Preuve de leur pouvoir: un seul agent, derrière les cars et les motards, suffit à contenir la foule. Plus tard, ils disparaitrons (ou du moins je ne les verrai plus sur le parcours) et les lions suffiront pour maintenir le passage ouvert.
Sur la banderole « Association des amis du quartier asiatique Paris 13e ».
L’avenue d’Italie et les grands tapis couverts d’inscriptions favorables et de noms d’associations.
Le but du défilé, c’est d’être là, et les vieux dirigeants défilent en tête de leurs troupes.
Tout près de la porte d’Ivry. Je n’arrive pas à avoir une bonne image des dragons. Trop de monde. La grande sortie des Asiatiques est un évènement parisien.
Devant l’église Saint-Hippolyte, qui abrite la paroisse chinoise, le dieu de la richesse et sa garde de lions. On vient lui offrir des bâtonnets d’encens.
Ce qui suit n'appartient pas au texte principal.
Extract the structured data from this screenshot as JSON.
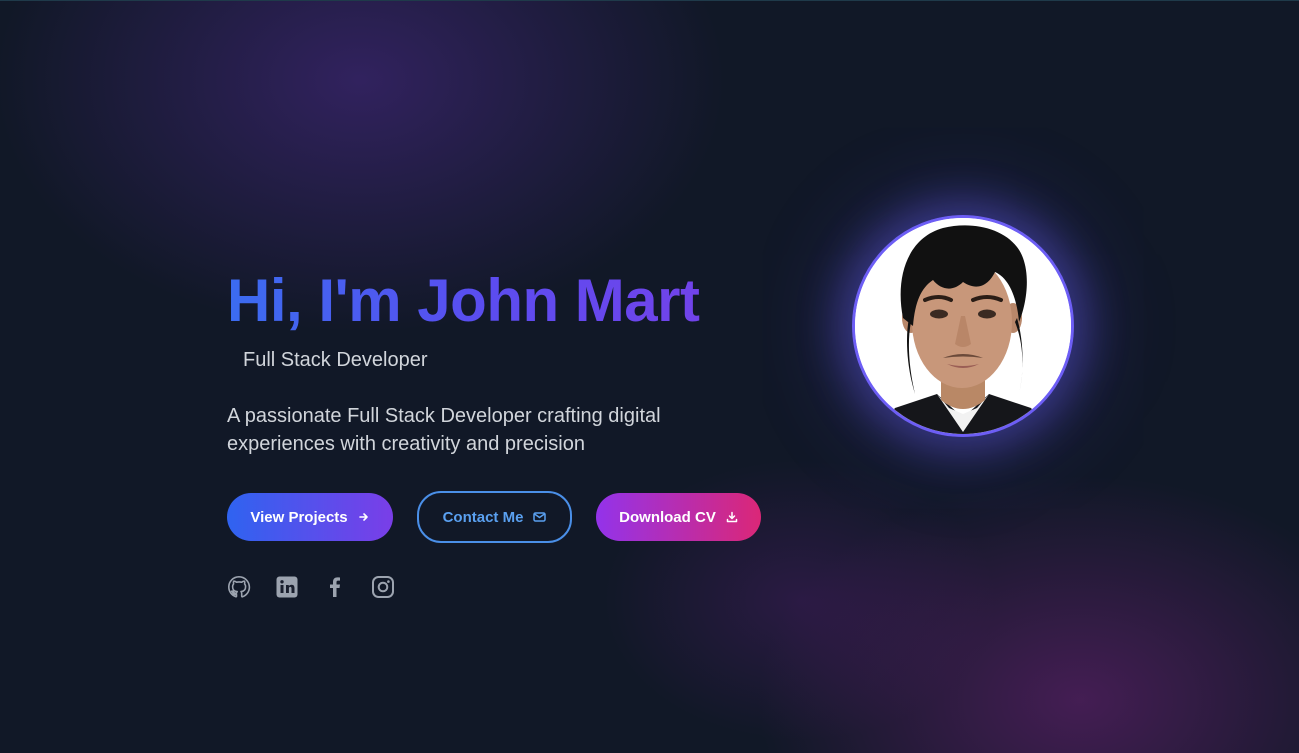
{
  "hero": {
    "greeting": "Hi, I'm John Mart",
    "role": "Full Stack Developer",
    "tagline": "A passionate Full Stack Developer crafting digital experiences with creativity and precision"
  },
  "buttons": {
    "view_projects": "View Projects",
    "contact_me": "Contact Me",
    "download_cv": "Download CV"
  },
  "icons": {
    "view_projects": "arrow-right-icon",
    "contact_me": "mail-icon",
    "download_cv": "download-icon"
  },
  "socials": [
    "github-icon",
    "linkedin-icon",
    "facebook-icon",
    "instagram-icon"
  ],
  "colors": {
    "background": "#111827",
    "gradient_start": "#3b6cf0",
    "gradient_end": "#7b3fe8",
    "outline_blue": "#4a8fe8",
    "cv_start": "#9333ea",
    "cv_end": "#db2777",
    "text_muted": "#d1d5db",
    "icon_gray": "#9ca3af"
  }
}
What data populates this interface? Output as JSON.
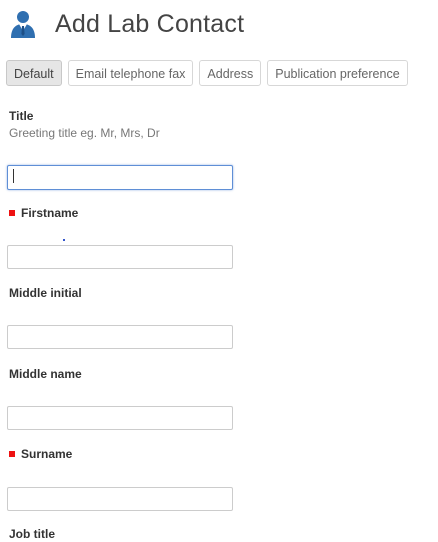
{
  "page": {
    "title": "Add Lab Contact",
    "icon": "contact-person-icon"
  },
  "tabs": [
    {
      "label": "Default",
      "active": true
    },
    {
      "label": "Email telephone fax",
      "active": false
    },
    {
      "label": "Address",
      "active": false
    },
    {
      "label": "Publication preference",
      "active": false
    }
  ],
  "fields": {
    "title": {
      "label": "Title",
      "help": "Greeting title eg. Mr, Mrs, Dr",
      "value": ""
    },
    "firstname": {
      "label": "Firstname",
      "required": true,
      "value": ""
    },
    "middle_initial": {
      "label": "Middle initial",
      "value": ""
    },
    "middle_name": {
      "label": "Middle name",
      "value": ""
    },
    "surname": {
      "label": "Surname",
      "required": true,
      "value": ""
    },
    "job_title": {
      "label": "Job title"
    }
  },
  "colors": {
    "required_marker": "#ee1111",
    "focus_border": "#5f8fd6",
    "icon_blue": "#2f6fb0"
  }
}
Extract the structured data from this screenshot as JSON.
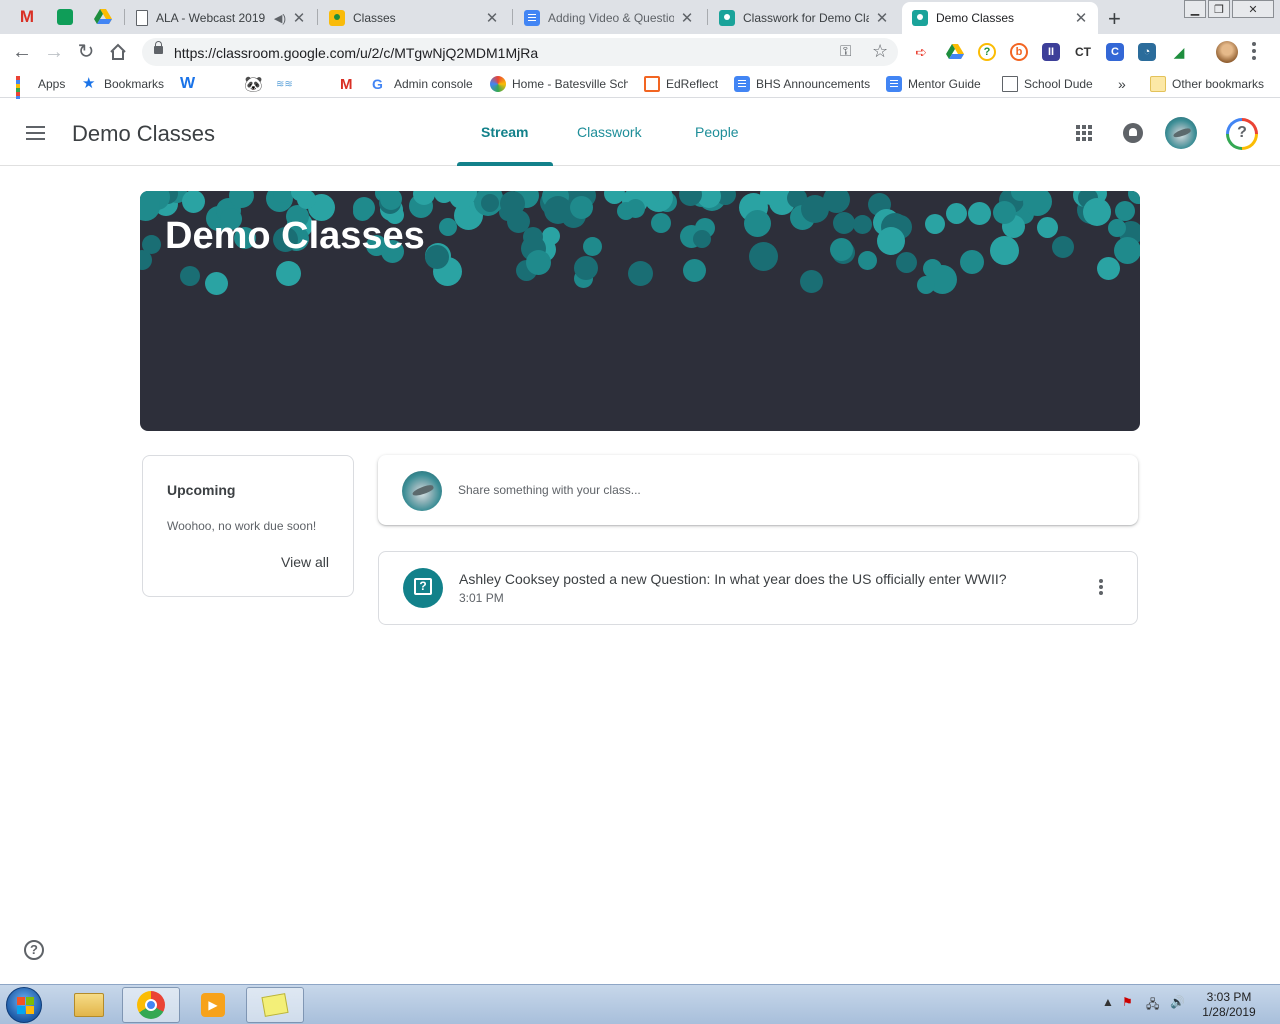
{
  "browser": {
    "tabs": [
      {
        "title": "ALA - Webcast 2019",
        "icon": "file-icon"
      },
      {
        "title": "Classes",
        "icon": "classroom-yellow-icon"
      },
      {
        "title": "Adding Video & Questions",
        "icon": "google-docs-icon"
      },
      {
        "title": "Classwork for Demo Classes",
        "icon": "classroom-icon"
      },
      {
        "title": "Demo Classes",
        "icon": "classroom-icon",
        "active": true
      }
    ],
    "url": "https://classroom.google.com/u/2/c/MTgwNjQ2MDM1MjRa",
    "bookmarks": [
      "Apps",
      "Bookmarks",
      "Admin console",
      "Home - Batesville Sch",
      "EdReflect",
      "BHS Announcements",
      "Mentor Guide",
      "School Dude",
      "Other bookmarks"
    ],
    "more_bookmarks": "»"
  },
  "classroom": {
    "class_name": "Demo Classes",
    "nav_tabs": [
      "Stream",
      "Classwork",
      "People"
    ],
    "active_tab": "Stream",
    "banner_title": "Demo Classes",
    "upcoming": {
      "title": "Upcoming",
      "message": "Woohoo, no work due soon!",
      "link": "View all"
    },
    "share_placeholder": "Share something with your class...",
    "posts": [
      {
        "text": "Ashley Cooksey posted a new Question: In what year does the US officially enter WWII?",
        "time": "3:01 PM"
      }
    ],
    "accent_color": "#12818a"
  },
  "taskbar": {
    "time": "3:03 PM",
    "date": "1/28/2019"
  }
}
La paroisse offre une messe à 15 heures, le seul moment où le personnel des restaurants est libre le dimanche.
Porte d’Ivry, le maidanglao, avoine, servir à, travail (lao comme dans laogai, la réhabilitation par le travail; il y a des transcriptions phonétiques plus ou moins favorables). Le MacDo de la porte d’Ivry, c’est à peu près la fin du défilé. Après il ne reste plus qu’à rentrer. J’y suis déjà allé. L’après-midi il est colonisé par les vieux du quartier qui jouent aux cartes ou aux échecs chinois.
Fin de la journée. Le défilé était modeste et familial. Je crois me souvenir qu’en 2007, la dernière fois que je l’avais vu (depuis j’ai toujours été en famille à Tianjin) il était plus brillant. Ou bien le photographe était plus inspiré.
Retour au point de départ. Le siège de l’association des résidents en France d’origine indochinoise est envahi de jeunes qui viennent de retirer leurs costumes. Les cartons pleins encombrent le passage.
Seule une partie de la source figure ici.